Les patrons seraient-ils en train de lâcher Emmanuel Macron ? Seuls 36% des chefs d'entreprise se disent satisfaits de la politique menée par Emmanuel Macron, en forte baisse de 18 points par rapport au mois de juillet, selon un sondage OpinionWay pour CCI France, Europe 1 et La Tribune. Certes, l'action du chef de l'État est toujours mieux jugée par les patrons que par les Français en général (29% d'opinions favorables, selon un sondage Odoxa publié mardi).

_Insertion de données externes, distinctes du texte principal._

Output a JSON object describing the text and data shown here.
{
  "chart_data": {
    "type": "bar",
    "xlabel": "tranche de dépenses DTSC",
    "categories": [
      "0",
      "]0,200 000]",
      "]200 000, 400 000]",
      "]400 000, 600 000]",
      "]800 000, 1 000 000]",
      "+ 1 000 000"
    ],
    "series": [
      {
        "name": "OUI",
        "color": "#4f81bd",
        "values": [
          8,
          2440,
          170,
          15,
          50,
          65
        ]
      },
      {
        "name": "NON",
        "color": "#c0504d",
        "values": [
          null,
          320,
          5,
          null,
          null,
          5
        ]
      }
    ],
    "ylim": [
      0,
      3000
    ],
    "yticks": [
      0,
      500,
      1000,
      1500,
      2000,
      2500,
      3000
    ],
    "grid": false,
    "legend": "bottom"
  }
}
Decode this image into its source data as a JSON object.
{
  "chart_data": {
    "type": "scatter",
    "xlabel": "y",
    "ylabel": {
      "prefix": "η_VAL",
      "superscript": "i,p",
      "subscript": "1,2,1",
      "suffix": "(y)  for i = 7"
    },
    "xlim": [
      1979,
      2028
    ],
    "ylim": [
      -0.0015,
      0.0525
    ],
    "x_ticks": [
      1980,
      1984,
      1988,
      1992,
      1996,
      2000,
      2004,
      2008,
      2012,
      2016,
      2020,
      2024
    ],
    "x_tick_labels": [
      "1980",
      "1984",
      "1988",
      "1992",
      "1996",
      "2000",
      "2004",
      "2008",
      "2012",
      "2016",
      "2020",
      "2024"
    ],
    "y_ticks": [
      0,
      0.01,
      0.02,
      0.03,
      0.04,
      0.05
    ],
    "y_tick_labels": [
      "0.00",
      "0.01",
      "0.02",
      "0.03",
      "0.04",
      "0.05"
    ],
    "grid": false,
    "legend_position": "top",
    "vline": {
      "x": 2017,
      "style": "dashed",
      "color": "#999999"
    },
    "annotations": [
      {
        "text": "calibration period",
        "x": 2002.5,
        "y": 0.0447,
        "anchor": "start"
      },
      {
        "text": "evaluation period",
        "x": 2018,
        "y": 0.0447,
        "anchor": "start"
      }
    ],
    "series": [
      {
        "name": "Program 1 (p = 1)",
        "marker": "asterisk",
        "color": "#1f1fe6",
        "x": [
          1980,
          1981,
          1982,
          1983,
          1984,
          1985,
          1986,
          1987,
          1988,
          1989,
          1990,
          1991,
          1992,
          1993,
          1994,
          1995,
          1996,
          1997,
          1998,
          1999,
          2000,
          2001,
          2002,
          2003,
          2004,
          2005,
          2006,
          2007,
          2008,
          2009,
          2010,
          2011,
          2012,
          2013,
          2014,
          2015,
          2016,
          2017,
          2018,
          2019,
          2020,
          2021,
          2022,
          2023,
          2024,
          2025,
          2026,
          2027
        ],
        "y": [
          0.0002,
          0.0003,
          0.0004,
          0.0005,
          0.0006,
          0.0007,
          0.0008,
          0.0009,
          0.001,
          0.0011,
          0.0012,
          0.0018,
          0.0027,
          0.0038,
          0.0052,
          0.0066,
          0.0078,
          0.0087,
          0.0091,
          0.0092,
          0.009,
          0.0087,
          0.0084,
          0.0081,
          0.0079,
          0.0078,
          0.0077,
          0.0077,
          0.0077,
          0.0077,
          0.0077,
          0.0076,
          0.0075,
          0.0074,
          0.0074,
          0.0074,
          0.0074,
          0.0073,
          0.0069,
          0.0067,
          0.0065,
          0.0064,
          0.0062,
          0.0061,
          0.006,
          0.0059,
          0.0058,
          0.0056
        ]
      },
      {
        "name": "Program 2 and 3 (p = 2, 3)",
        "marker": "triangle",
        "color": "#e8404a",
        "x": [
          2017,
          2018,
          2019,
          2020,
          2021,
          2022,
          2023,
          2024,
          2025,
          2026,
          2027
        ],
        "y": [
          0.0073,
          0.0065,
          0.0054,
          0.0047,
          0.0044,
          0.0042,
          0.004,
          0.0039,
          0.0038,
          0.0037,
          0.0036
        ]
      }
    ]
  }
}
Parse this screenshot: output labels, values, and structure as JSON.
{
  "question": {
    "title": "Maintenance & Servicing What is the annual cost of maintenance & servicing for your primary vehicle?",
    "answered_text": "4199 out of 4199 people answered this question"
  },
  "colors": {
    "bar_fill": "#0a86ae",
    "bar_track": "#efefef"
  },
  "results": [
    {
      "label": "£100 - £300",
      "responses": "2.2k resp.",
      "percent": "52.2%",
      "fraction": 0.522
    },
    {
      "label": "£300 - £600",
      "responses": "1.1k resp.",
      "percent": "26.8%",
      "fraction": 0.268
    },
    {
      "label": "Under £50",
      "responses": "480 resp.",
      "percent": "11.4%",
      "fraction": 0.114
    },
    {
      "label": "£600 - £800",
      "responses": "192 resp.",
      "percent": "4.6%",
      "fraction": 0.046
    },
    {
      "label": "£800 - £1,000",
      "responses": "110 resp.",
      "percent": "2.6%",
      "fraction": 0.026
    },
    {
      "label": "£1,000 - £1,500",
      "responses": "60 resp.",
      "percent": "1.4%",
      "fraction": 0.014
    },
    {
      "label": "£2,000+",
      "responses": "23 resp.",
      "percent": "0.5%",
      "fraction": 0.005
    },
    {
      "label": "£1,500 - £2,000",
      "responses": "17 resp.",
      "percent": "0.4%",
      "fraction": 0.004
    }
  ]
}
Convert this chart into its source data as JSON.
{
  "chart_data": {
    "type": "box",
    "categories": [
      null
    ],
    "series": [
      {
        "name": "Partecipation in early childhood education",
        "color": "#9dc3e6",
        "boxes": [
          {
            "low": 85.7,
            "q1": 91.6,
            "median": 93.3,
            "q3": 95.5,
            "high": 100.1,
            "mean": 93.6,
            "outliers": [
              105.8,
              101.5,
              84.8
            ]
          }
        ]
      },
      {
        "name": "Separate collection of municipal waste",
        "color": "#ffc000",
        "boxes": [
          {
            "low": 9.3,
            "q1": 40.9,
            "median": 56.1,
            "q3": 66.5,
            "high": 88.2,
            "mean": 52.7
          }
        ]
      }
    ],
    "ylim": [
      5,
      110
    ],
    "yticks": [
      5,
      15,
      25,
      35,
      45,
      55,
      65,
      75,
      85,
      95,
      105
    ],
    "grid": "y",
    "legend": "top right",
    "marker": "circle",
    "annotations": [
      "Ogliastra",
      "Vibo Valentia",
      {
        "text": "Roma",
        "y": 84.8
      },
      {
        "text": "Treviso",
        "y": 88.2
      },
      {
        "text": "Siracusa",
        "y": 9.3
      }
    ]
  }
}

Mais elle atteint un plus bas depuis son élection, cinq points en dessous de la marque établie en mai.

Pas assez de flexibilité. Les patrons français ont, semble-t-il, peu goûté les dernières réformes de l'exécutif, sur la formation et la dimension sociale des entreprises notamment, censées contrebalancer les effets des ordonnances au travail, au profit des salariés. Ainsi, moins d'un chef d'entreprise sur deux (46%) estime désormais que la politique économique d'Emmanuel Macron donne la priorité à la flexibilité pour les entreprises, contre six sur dix au début de l'année. Ils sont quasiment autant (45%) à considérer la politique menée comme "équilibrée" et 8% à juger qu'elle privilégie la sécurité des salariés.

La loi Pacte, cette inconnue. Autre enseignement du baromètre d'OpinionWay : les patrons ne connaissent pas la loi Pacte. 88% affirment ne pas connaître la moindre mesure de ce projet de loi, actuellement débattu à l'Assemblée, et qui vise pourtant à… booster la croissance des entreprises. En revanche, contrairement à ce qu'en pense le Medef, les chefs d'entreprise approuvent la décision du gouvernement d'avoir maintenu le prélèvement à la source de l'impôt sur le revenu. Chargés de collecter le montant directement auprès de leurs salariés, ils sont 64% à porter un regard positif sur la réforme.